I stumbled upon it in one of the darkest corners of the internet: a Facebook parenting group. The mother’s intentions were pure, I tried to tell myself. But I couldn’t help feeling exasperated — and even a bit saddened — by her post: “I’m desperately looking for a Rubik’s cube tutor for my son,” read the message. “He’s four.”
It was June 2020. The world was in the horrendous early throes of Covid-19. Governments were struggling to contain the virus. Researchers were working around the clock to churn out a vaccine. Millions had already lost their jobs and their health. Millions more would lose their lives in due course. And all the while, on Manhattan’s Upper West Side, a mother desperately needed someone to teach her sprog how to solve a 1970s Hungarian combination puzzle.
My daughter was born in London where parenting is also competitive, but where British stoicism and an innate, mild-mannered aversion to direct conflict tamps down on any animal spirits that might drive a mother to slip cyanide into another’s cappuccino in the interest of being declared the world’s best parent. But when, in the fledgling days of the pandemic, I moved to Manhattan, I realized brutally and unequivocally that things here are different. The gloves are off. They might never have been on in the first place.
In the world’s most competitive city, where success is measured in terms of the severity of a burnout diagnosis, the ridiculous rapidity of a marathon time and, of course, the number of zeros on a paycheck — where the merest whiff of self-doubt can render you a consummate failure — parenting has become the ultimate game.
If anything, the pandemic has only accentuated this. Try getting a toddler to just sit through the entirety of The Tiger Who Came to Tea. The average four-year old Manhattanite can probably do that while simultaneously clinching a game of 3D chess and solving Wordle in two tries.
But why is this? What makes New York mothers and fathers so determined to raise exceptional offspring? Sure, everyone wants junior to grow into a self-sufficient, happy, competent and personable being. They might even hope he or she can hold down a career, maybe even get a foot on the property ladder, eventually find a mate, procreate and contribute to the survival of humanity. But why isn’t that enough in this city? What makes us want to breed multilingual, Olympic-record-breaking, Pulitzer prize-winning polymaths? Is it just the prospect of parental bragging rights, or something deeper? The Rubik’s-cube post got me thinking.

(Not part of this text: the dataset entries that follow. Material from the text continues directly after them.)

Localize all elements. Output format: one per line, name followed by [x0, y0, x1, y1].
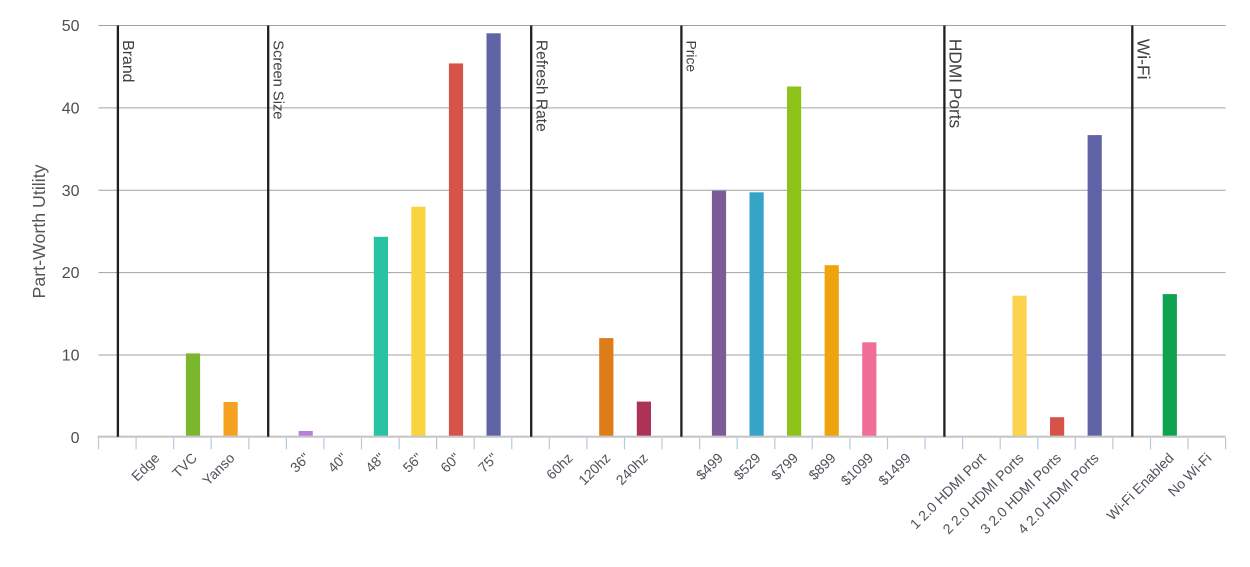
svg-text:50: 50: [62, 18, 80, 35]
svg-text:30: 30: [62, 183, 80, 200]
svg-text:Wi-Fi: Wi-Fi: [1134, 39, 1154, 80]
svg-text:Price: Price: [684, 41, 700, 73]
svg-text:20: 20: [62, 265, 80, 282]
svg-text:Screen Size: Screen Size: [269, 40, 285, 119]
svg-text:10: 10: [62, 348, 80, 365]
svg-text:Part-Worth Utility: Part-Worth Utility: [29, 164, 49, 298]
svg-text:HDMI Ports: HDMI Ports: [946, 39, 966, 129]
svg-text:0: 0: [71, 430, 80, 447]
svg-text:Refresh Rate: Refresh Rate: [532, 40, 549, 132]
svg-text:Brand: Brand: [119, 40, 136, 82]
svg-text:40: 40: [62, 101, 80, 118]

An important part of the answer, I’ve discovered, is capitalism. The United States’s very foundations are built upon an enduring meritocratic myth, the idea that if you can outcompete and outperform everyone else, you will be rewarded with riches, fame and popularity. That would all be fine if it were how things actually worked.
Here in New York, two additional factors help turbocharge things. The first is the scarcity of coveted resources on this cramped island: the number of jobs that pay a million dollars is finite, so are places at good schools, and decently priced apartments with a doorman and an in-unit washer/dryer. The median household income in the city is around $67,000, according to the US Census Bureau, but the average monthly rent for a Manhattan apartment recently surpassed $5,000 for the first time. There’s a fierce determination in many to earn more, to belong to the dying breed of people who can afford to live well. In a way, a phenomenally well-educated kid might be a great insurance policy.
The second factor is distaste for politeness for politeness’s sake. People who live in New York pride themselves on being “gritty.” Rudeness is not considered unbecoming but a sign of determination and resilience, of having what it takes to go places. Being overly apologetic and contrite just won’t get you very far.
And then there’s the fact that competitiveness by its very nature breeds competitiveness. When we’ve all scaled Everest and earned a killing, what else can we do to differentiate ourselves? The answer is easy. Teach our children Swahili. Enroll them in eight hours a week of mixed martial arts. Encourage them to memorize the periodic table of elements before they can even write their own names. When everything once considered exceptional has been achieved, parenting a future prodigy becomes the obvious next frontier.
For me, ignoring the maelstrom of judgment is now a pastime. “Wait, your daughter isn’t enrolled in a single language class yet?” was the subtext of a question another New York mother asked me last month. Deep breaths. A father I recently chatted with looked utterly confused when I told him no, my four-year old isn’t playing tennis or soccer or basketball over the summer — and neither is she doing ballet. Instead, she’ll likely spend most of August and July grazing her knees, running through sprinklers, ingesting dirt and not learning about the Roman Empire. Under the blazing sun, I’ll probably forget to smother her in SPF 50. No, she can’t swim — and while she knows what a brontosaurus looks like, that’s pretty much the extent of her paleontological knowledge. She couldn’t tell me how many states there are in America, and she can’t point to Missouri on a map. But she loves cheese and bubbles and stickers. Her rendition of the alphabet song is on point.
Statistically it’s likely my child won’t win a Nobel prize, but it doesn’t keep me up at night. If someone gets a kick out of knowing that their four-year old can recite pi to twenty decimal places while mine can’t, then so be it. The world will probably keep turning. Even if it is ruled by people who can solve a Rubik’s cube.